The Agent presented a few slides of infamous spies busted in the past 20 years….what they did, how much money they made, and their sentences. We hit a shocker moment when we saw a guy busted for spying for Israel! Everyone had the same reaction: “but they’re an ally!” The Agent was waiting for this and the next slide was a graph of other countries spying on the US over the past few decades. It used to be a small amount…just the big dogs: US, Russia, China, UK, etc. As of 2005, 106 out of the recognized 196 countries of the world spy on the US. Just here in NC in the Charlotte region alone, we have over 200 companies that deal in some sort of product that is considered defense-related and are therefore targets for this sort of state secret spying. He also pointed out that since some command office (I can’t remember the name) moved to Bragg in the past couple of years, NC has the highest concentration of flag officers anywhere in the world outside of the Pentagon. That alone is a reason for spies to be attracted to an area. So needless to say, NC is a hotbed for spy activity. Who’dathunkit?!
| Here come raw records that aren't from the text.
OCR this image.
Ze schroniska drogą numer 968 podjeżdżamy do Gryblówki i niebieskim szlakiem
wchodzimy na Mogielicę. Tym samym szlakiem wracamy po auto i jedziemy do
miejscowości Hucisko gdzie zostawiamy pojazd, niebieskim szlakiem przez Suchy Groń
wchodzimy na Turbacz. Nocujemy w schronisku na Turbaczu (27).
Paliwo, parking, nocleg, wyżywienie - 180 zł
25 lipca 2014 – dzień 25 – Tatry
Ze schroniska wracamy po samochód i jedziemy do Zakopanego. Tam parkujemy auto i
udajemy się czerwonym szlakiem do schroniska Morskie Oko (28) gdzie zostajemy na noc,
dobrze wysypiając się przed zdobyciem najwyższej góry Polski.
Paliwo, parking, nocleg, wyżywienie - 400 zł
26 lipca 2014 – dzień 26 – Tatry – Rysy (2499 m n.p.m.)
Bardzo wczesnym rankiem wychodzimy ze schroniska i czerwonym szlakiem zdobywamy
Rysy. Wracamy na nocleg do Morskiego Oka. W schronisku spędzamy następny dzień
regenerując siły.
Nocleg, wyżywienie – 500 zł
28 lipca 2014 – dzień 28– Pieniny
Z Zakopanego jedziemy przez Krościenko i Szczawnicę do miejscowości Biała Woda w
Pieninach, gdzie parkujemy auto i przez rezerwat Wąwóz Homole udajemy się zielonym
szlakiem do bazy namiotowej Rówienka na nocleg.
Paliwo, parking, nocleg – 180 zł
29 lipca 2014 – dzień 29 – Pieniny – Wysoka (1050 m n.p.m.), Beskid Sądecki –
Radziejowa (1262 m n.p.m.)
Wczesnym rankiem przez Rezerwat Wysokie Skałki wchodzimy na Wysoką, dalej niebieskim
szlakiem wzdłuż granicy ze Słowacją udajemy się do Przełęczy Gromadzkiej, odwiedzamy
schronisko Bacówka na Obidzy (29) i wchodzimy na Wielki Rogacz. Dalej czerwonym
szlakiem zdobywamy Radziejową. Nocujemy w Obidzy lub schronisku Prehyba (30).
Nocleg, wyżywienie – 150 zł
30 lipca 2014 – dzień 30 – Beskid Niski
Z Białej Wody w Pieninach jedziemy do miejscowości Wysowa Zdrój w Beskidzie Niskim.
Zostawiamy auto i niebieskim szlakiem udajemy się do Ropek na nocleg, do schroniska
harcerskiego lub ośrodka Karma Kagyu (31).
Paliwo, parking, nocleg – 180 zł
The Agent also went over a few recent cases. One notable case was this one of a guy serving in the Navy based at Ft. Bragg: http://goo.gl/Xlpww Somehow they caught on to his nefarious actions and set him up…almost classic TV sting operation style. They finally calmed the base commander down when they told him about the spy and got him to allow the guy to stay on base at his job while the FBI weaved a huge trap for him. They moved him to a new corner office that was laden with monitoring devices. They had an undercover Agent pose as a Chinese spy who would pay this deuchebag for the intel he siphoned his way. They let him make 4 meetings with the undercover at a local motel where they had an adjacent room full of cameras and listening devices…just like a movie. They busted him on the 4th meeting because he was about to be deployed and they didn’t want to risk losing him. They actually had a picture of him being faceplanted into the table right in front of the hidden camera…face all smooshed into the wooden table, in Navy uniform, American flag right there on his shoulder. The Agent half blew a fuse and said “and this is what really pisses me off…look right here (pointing to the flag in the picture)…he’s doing this crap while wearing our flag! That just steams me in a bad way!!!” Classic! When talking about how they raided him, they said the undercover got up and said he’d be right back. He pretended to smash open a door but then caught himself…saying “no, it was more like this” and he pretended to be using a hotel door key card and having trouble with it! He said the stupid card actually had issues and the spy heard them trying to access the door. He couldn’t run anywhere but he started shoving the money under his seat to try to hide it. So when they finally get the door open and raid him, he looks like a bird sitting on a nest made of money! Hilarious!